O número 23, de 7 de junho de 1846, publica a encíclica de Gregório XVI sobre as sociedades bíblicas em que este papa critica a publicação de “inumeráveis exemplares de livros santos, traduzidos em todas as línguas, semeando-os sem escolha nem discernimento algum, no meio dos christãos, e infiéis, e convidando assim aos (sic) ler sem guia que os dirija.” Não se podia “interpretar livremente as Santas Escripturas, (...) despresar as tradições divinas dos Padres (...), conservadas pela Igreja.”

No número 168, de 18 de junho de 1849, recorre-se a De Maistre para reafirmar a indispensabilidade poder espiritual da Igreja Católica na organização do poder político (monárquico, bem-entendido): “O governo só não pode governar. Há portanto necessidade (...) de força divina que abrande a aspereza natural d1essas vontades e as constitua em estado de obrarem justamente sem se offenderem (...). He mister purificar as vontades ou encadel-as; entre estesdous extremos não há meio.” (trecho do livro Du Pape).
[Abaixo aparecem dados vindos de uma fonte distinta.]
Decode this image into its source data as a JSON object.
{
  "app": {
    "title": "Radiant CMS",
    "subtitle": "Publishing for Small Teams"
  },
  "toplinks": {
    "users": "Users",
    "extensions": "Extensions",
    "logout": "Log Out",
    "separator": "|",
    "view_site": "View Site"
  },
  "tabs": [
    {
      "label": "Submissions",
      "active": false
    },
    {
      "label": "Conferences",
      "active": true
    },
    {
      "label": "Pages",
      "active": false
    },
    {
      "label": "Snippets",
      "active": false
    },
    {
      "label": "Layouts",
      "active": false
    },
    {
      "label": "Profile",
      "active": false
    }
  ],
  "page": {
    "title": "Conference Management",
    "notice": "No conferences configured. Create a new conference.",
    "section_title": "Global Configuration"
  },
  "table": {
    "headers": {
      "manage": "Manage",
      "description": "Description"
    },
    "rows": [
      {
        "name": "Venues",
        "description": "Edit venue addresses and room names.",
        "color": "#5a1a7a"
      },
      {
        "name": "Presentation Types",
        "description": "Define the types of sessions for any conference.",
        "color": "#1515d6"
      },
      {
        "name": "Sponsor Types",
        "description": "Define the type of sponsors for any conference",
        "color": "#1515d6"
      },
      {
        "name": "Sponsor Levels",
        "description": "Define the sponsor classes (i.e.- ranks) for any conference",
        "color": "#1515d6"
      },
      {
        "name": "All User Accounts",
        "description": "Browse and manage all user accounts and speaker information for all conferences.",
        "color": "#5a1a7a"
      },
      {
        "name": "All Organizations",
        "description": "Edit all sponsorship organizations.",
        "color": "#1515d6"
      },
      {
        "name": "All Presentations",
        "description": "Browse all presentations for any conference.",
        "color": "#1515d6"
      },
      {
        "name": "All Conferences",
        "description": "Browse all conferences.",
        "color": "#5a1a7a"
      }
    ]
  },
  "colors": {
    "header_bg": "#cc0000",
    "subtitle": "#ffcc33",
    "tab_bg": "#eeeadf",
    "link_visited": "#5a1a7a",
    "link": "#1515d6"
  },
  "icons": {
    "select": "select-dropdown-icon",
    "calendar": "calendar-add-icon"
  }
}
Já no número 177, num dos capítulos de Destinos do Christianismo, afirma-se:

“Concebem os homens o louco pensamento de fazerem tudo sem Deos, attrevem-se a usurpar-lhes os seus direitos; ousão disputar-lhes o seu poder (...) e assim chamão sobre si os mais tremendos castigos. (...) Temos visto que o Christianismo nos deu a liberdade; poderemos nós conserval-a sem elle? (...) Foi elle que deu a liberdade ao universo, e sem elle não há senão fructos amargos d’escravidão.” Ainda com vistas a reafirmar que nenhum rei submete seu povo sem a presença da voz de Deus adverte que a voz de Deus é “voz poderosa que afiança aos reis a fidelidade e a submissão dos povos; e aos povos a justiça e o amor dos reis.”

Em resumo, A Voz da Religião retomava questões doutrinárias que, poucas décadas depois, desembocariam no primeiro Concílio do Vaticano (dez. 1869 a dez. 1870) no ultramontanismo, como a natureza imutável dos ensinamentos e da disciplina da Igreja Católica, a preponderância da autoridade espiritual da Igreja sobre a sociedade civil, a necessidade de se impregnar a sociedade de catolicismo (a única e verdadeira religião), a sustentação de que o clero deve se submeter apenas ao foro eclesiástico, ficando fora da jurisdição do Estado, além da reação a valores com a liberdade de consciência e de imprensa, esse “erro pestilento”.

No final de cada ano, A Voz da Religião publicava o índice das matérias publicadas (que aparece no início de cada um dos cinco volumes em que a coleção completa está organizada). Um resumo do índice do volume I (1846) informa: “Contem huma demonstração das conseqüências da Reforma protestante – artigos a respeito das principais solemnidades de Igreja – vidas dos Santos mais illustres – historias edificantes – passagens escolhidas dos mais celebres Escriptores antigos e modernos, relativas às verdades da Religião – diversos artigos e notícias a ellas concernentes.”

O fim de A Voz da Religião em dezembro de 1850, teve apenas uma lacônica e obscura justificativa: "Bem a nosso pesar, paramos com a sua publicação, obrigando-nos a isso motivos urgentes".

Fontes

1. NASCIMENTO, Luiz do. História da Imprensa de Pernambuco. Vol. VI. Periódicos do Recife 1821 - 1850. Pernambuco, Recife: Universidade Federal de Recife, 1969. Disponível em: < http://www.fundaj.gov.br/geral/200anosdaimprensa/historia_da_imprensa_v04.pdf > Acesso em: 11 dez. 2012
2. BARROS, Roque Spencer M. de. Vida Religiosa. In: HOLANDA, Sérgio Buarque de (coord.). História geral da civilização brasileira. O Brasil monárquico, Tomo II, 4º vo. Declínio e queda do Império. São Paulo: Difel, 1985, PP. 315-37.
3. ZEITLIN, Irving. Ideologia y teoria sociológica. Buenos Aires: Amorrortu editores, 1973.